Stone Mountain Memorial Association cancels much-anticipated meeting

Board was scheduled to discuss possible changes to park’s Confederate imagery

The Stone Mountain Memorial Association has cancelled an upcoming meeting where it was expected to discuss potential changes to the park and its Confederate imagery.

The meeting that was scheduled for Oct. 6 had already been delayed two weeks from its original date.

“We had no official business for the board to conduct,” memorial association CEO Bill Stephens wrote in an email to The Atlanta Journal-Constitution. “The business matters we hoped to address were not ready yet and will hopefully be addressed at the November 16th meeting."

Stone Mountain, its massive carving of Confederate leaders and other imagery throughout the surrounding park have long been cultural flashpoints, and the reignited national discussion about systemic racism threw them all back in the spotlight this summer. The memorial association — a state authority tasked by law with operating Stone Mountain Park and maintaining a Confederate monument there — has found itself under new pressure to better address the fraught history of the area, which was also the birthplace of the modern Ku Klux Klan.

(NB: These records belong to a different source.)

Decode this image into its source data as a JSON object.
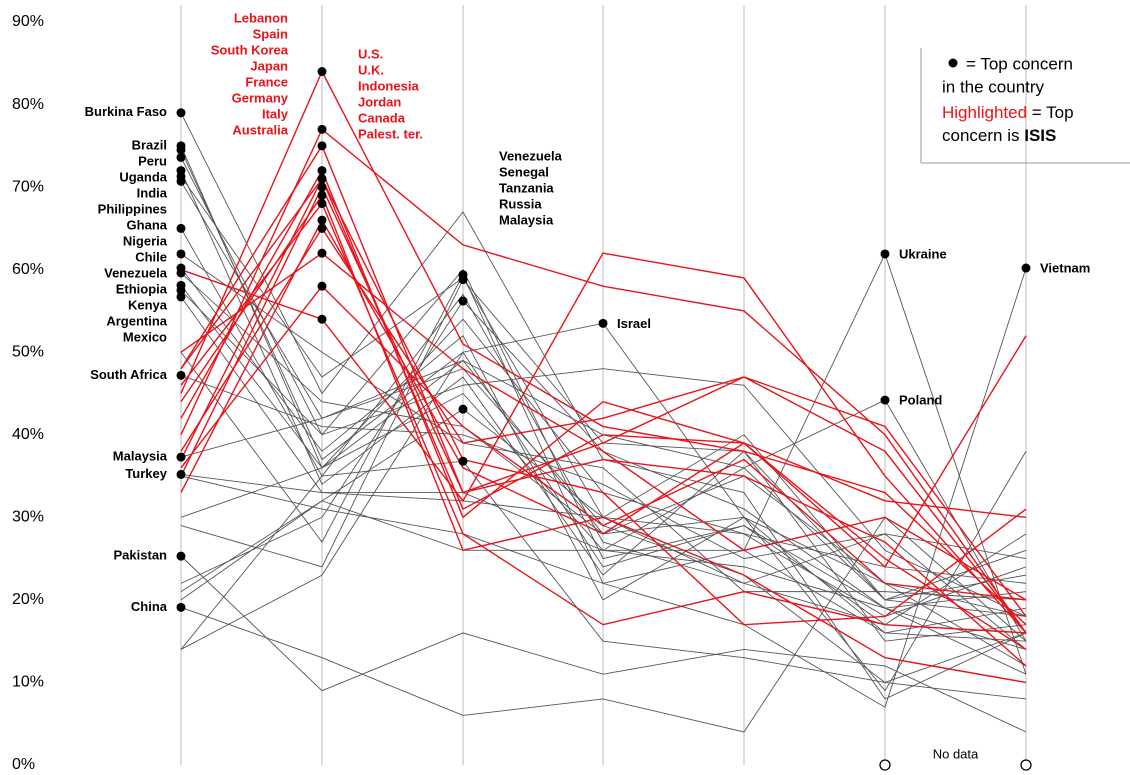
{
  "chart_data": {
    "type": "parallel",
    "ylim": [
      0,
      90
    ],
    "yticks": [
      {
        "value": 0,
        "label": "0%"
      },
      {
        "value": 10,
        "label": "10%"
      },
      {
        "value": 20,
        "label": "20%"
      },
      {
        "value": 30,
        "label": "30%"
      },
      {
        "value": 40,
        "label": "40%"
      },
      {
        "value": 50,
        "label": "50%"
      },
      {
        "value": 60,
        "label": "60%"
      },
      {
        "value": 70,
        "label": "70%"
      },
      {
        "value": 80,
        "label": "80%"
      },
      {
        "value": 90,
        "label": "90%"
      }
    ],
    "grid": true,
    "highlight_color": "#e8141b",
    "base_color": "#555555",
    "series": [
      {
        "highlight": true,
        "top": 1,
        "values": [
          45,
          84,
          51,
          41,
          38,
          33,
          17
        ]
      },
      {
        "highlight": true,
        "top": 1,
        "values": [
          40,
          77,
          63,
          58,
          55,
          40,
          16
        ]
      },
      {
        "highlight": true,
        "top": 1,
        "values": [
          48,
          75,
          33,
          39,
          47,
          41,
          18
        ]
      },
      {
        "highlight": true,
        "top": 1,
        "values": [
          42,
          72,
          30,
          44,
          39,
          32,
          30
        ]
      },
      {
        "highlight": true,
        "top": 1,
        "values": [
          37,
          71,
          31,
          40,
          39,
          25,
          14
        ]
      },
      {
        "highlight": true,
        "top": 1,
        "values": [
          35,
          70,
          33,
          37,
          35,
          27,
          12
        ]
      },
      {
        "highlight": true,
        "top": 1,
        "values": [
          44,
          69,
          26,
          30,
          23,
          13,
          10
        ]
      },
      {
        "highlight": true,
        "top": 1,
        "values": [
          46,
          68,
          28,
          17,
          21,
          17,
          16
        ]
      },
      {
        "highlight": true,
        "top": 1,
        "values": [
          33,
          66,
          36,
          28,
          39,
          24,
          52
        ]
      },
      {
        "highlight": true,
        "top": 1,
        "values": [
          38,
          65,
          39,
          42,
          47,
          38,
          16
        ]
      },
      {
        "highlight": true,
        "top": 1,
        "values": [
          50,
          62,
          48,
          38,
          26,
          30,
          20
        ]
      },
      {
        "highlight": true,
        "top": 1,
        "values": [
          36,
          58,
          41,
          29,
          37,
          22,
          20
        ]
      },
      {
        "highlight": true,
        "top": 1,
        "values": [
          60,
          54,
          32,
          62,
          59,
          35,
          16
        ]
      },
      {
        "highlight": true,
        "top": 1,
        "values": [
          48,
          71,
          37,
          33,
          17,
          18,
          31
        ]
      },
      {
        "name": "Burkina Faso",
        "top": 0,
        "values": [
          79,
          45,
          67,
          37,
          33,
          8,
          16
        ]
      },
      {
        "name": "Brazil",
        "top": 0,
        "values": [
          75,
          36,
          54,
          33,
          28,
          18,
          24
        ]
      },
      {
        "name": "Peru",
        "top": 0,
        "values": [
          74.5,
          37,
          50,
          24,
          29,
          19,
          14
        ]
      },
      {
        "name": "Uganda",
        "top": 0,
        "values": [
          73.6,
          40,
          60,
          25,
          29,
          17,
          16
        ]
      },
      {
        "name": "India",
        "top": 0,
        "values": [
          72,
          34,
          47,
          23,
          38,
          15,
          17
        ]
      },
      {
        "name": "Philippines",
        "top": 0,
        "values": [
          71.3,
          47,
          59,
          30,
          40,
          20,
          26
        ]
      },
      {
        "name": "Ghana",
        "top": 0,
        "values": [
          70.7,
          42,
          48,
          29,
          23,
          10,
          16
        ]
      },
      {
        "name": "Nigeria",
        "top": 0,
        "values": [
          65,
          35,
          57,
          27,
          22,
          17,
          28
        ]
      },
      {
        "name": "Chile",
        "top": 0,
        "values": [
          61.9,
          50,
          39,
          36,
          21,
          21,
          20
        ]
      },
      {
        "name": "Venezuela",
        "top": 0,
        "values": [
          60.2,
          38,
          52,
          20,
          30,
          16,
          15
        ]
      },
      {
        "name": "Ethiopia",
        "top": 0,
        "values": [
          59.6,
          44,
          41,
          28,
          35,
          22,
          18
        ]
      },
      {
        "name": "Kenya",
        "top": 0,
        "values": [
          58.1,
          36,
          45,
          26,
          36,
          20,
          23
        ]
      },
      {
        "name": "Argentina",
        "top": 0,
        "values": [
          57.5,
          40,
          46,
          48,
          46,
          26,
          18
        ]
      },
      {
        "name": "Mexico",
        "top": 0,
        "values": [
          56.7,
          33,
          32,
          30,
          22,
          28,
          14
        ]
      },
      {
        "name": "South Africa",
        "top": 0,
        "values": [
          47.2,
          41,
          40,
          34,
          25,
          28,
          25
        ]
      },
      {
        "name": "Malaysia",
        "top": 0,
        "values": [
          37.3,
          42,
          49,
          28,
          30,
          9,
          38
        ]
      },
      {
        "name": "Turkey",
        "top": 0,
        "values": [
          35.2,
          33,
          33,
          26,
          24,
          19,
          11
        ]
      },
      {
        "name": "Pakistan",
        "top": 0,
        "values": [
          25.3,
          9,
          16,
          11,
          14,
          12,
          4
        ]
      },
      {
        "name": "China",
        "top": 0,
        "values": [
          19.1,
          13,
          6,
          8,
          4,
          30,
          15
        ]
      },
      {
        "top": 2,
        "values": [
          50,
          27,
          59.4,
          22,
          26,
          16,
          19
        ]
      },
      {
        "top": 2,
        "values": [
          29,
          24,
          58.8,
          39,
          38,
          20,
          18
        ]
      },
      {
        "top": 2,
        "values": [
          22,
          30,
          56.2,
          38,
          31,
          19,
          21
        ]
      },
      {
        "top": 2,
        "values": [
          20,
          32,
          43.1,
          30,
          28,
          24,
          22
        ]
      },
      {
        "top": 2,
        "values": [
          14,
          35,
          36.8,
          15,
          13,
          10,
          8
        ]
      },
      {
        "name": "Israel",
        "top": 3,
        "values": [
          14,
          23,
          50,
          53.5,
          30,
          22,
          12
        ]
      },
      {
        "name": "Ukraine",
        "top": 5,
        "values": [
          21,
          32,
          26,
          26,
          26,
          61.9,
          11
        ]
      },
      {
        "name": "Poland",
        "top": 5,
        "values": [
          30,
          36,
          49,
          40,
          36,
          44.2,
          15
        ]
      },
      {
        "name": "Vietnam",
        "top": 6,
        "values": [
          35,
          31,
          28,
          22,
          17,
          7,
          60.2
        ]
      }
    ],
    "label_blocks": [
      {
        "axis": 1,
        "side": "left",
        "highlight": true,
        "lines": [
          "Lebanon",
          "Spain",
          "South Korea",
          "Japan",
          "France",
          "Germany",
          "Italy",
          "Australia"
        ]
      },
      {
        "axis": 1,
        "side": "right",
        "highlight": true,
        "lines": [
          "U.S.",
          "U.K.",
          "Indonesia",
          "Jordan",
          "Canada",
          "Palest. ter."
        ]
      },
      {
        "axis": 2,
        "side": "right",
        "highlight": false,
        "lines": [
          "Venezuela",
          "Senegal",
          "Tanzania",
          "Russia",
          "Malaysia"
        ]
      }
    ],
    "no_data": {
      "text": "No data",
      "axes": [
        5,
        6
      ]
    },
    "legend": {
      "line1": "= Top concern",
      "line2": "in the country",
      "highlighted": "Highlighted",
      "line3": "= Top",
      "line4": "concern is",
      "isis": "ISIS"
    }
  }
}
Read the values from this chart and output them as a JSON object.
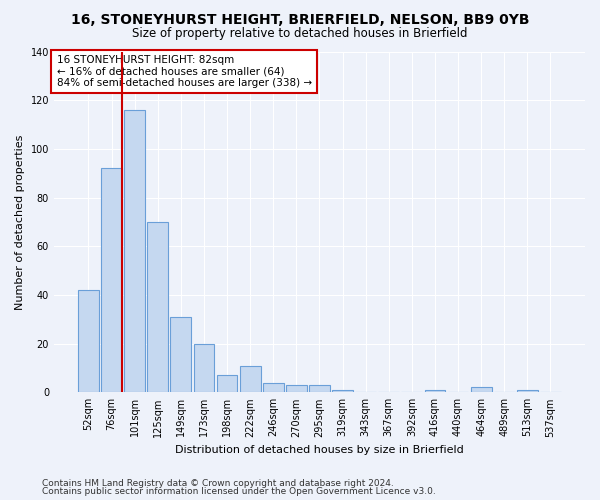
{
  "title": "16, STONEYHURST HEIGHT, BRIERFIELD, NELSON, BB9 0YB",
  "subtitle": "Size of property relative to detached houses in Brierfield",
  "xlabel": "Distribution of detached houses by size in Brierfield",
  "ylabel": "Number of detached properties",
  "categories": [
    "52sqm",
    "76sqm",
    "101sqm",
    "125sqm",
    "149sqm",
    "173sqm",
    "198sqm",
    "222sqm",
    "246sqm",
    "270sqm",
    "295sqm",
    "319sqm",
    "343sqm",
    "367sqm",
    "392sqm",
    "416sqm",
    "440sqm",
    "464sqm",
    "489sqm",
    "513sqm",
    "537sqm"
  ],
  "values": [
    42,
    92,
    116,
    70,
    31,
    20,
    7,
    11,
    4,
    3,
    3,
    1,
    0,
    0,
    0,
    1,
    0,
    2,
    0,
    1,
    0
  ],
  "bar_color": "#c5d8f0",
  "bar_edge_color": "#6a9fd8",
  "vline_color": "#cc0000",
  "annotation_text": "16 STONEYHURST HEIGHT: 82sqm\n← 16% of detached houses are smaller (64)\n84% of semi-detached houses are larger (338) →",
  "annotation_box_color": "#ffffff",
  "annotation_box_edge_color": "#cc0000",
  "ylim": [
    0,
    140
  ],
  "yticks": [
    0,
    20,
    40,
    60,
    80,
    100,
    120,
    140
  ],
  "footer_line1": "Contains HM Land Registry data © Crown copyright and database right 2024.",
  "footer_line2": "Contains public sector information licensed under the Open Government Licence v3.0.",
  "background_color": "#eef2fa",
  "grid_color": "#ffffff",
  "title_fontsize": 10,
  "subtitle_fontsize": 8.5,
  "ylabel_fontsize": 8,
  "xlabel_fontsize": 8,
  "tick_fontsize": 7,
  "footer_fontsize": 6.5,
  "annotation_fontsize": 7.5
}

A new grassroots group called the Stone Mountain Action Coalition has proposed the memorial association take steps big and small, including removing Confederate flags that fly at the base of the mountain, renaming local streets and stopping maintenance on the carving. They’ve also pitched a larger re-branding effort that would focus the park on themes like nature, racial reconciliation and justice.

Two members of the memorial association’s board — Gregory Levett Sr. and Rev. Abraham Mosley — have expressed support for SMAC’s efforts. Board chairman Ray Stallings Smith III has suggested that changes or additions that more fully examine Civil War history are being considered, but has said many of the ideas proposed by SMAC would be out of the memorial association’s control.

Both Smith and leaders from SMAC have suggested that Georgia Gov. Brian Kemp will play a direct role in determining what does — or doesn’t — happen.

SMAC leaders met with members of Kemp’s staff last month and, in a statement released afterward, said they were “encouraged” by the discussion and looked forward to “an ongoing and cooperative relationship.”

Despite Tuesday’s memorial association meeting being cancelled, SMAC plans to move forward with a “Prayer for Our Park” event scheduled for 11 a.m. that day. It will be held at the flag terrace at the base of the mountain’s walk-up trail and include prayers led by a diverse group of faith leaders.

“We pray for everyone on every side of this issue,” the group said in a news release. “We pray for healing, transformation and progress.”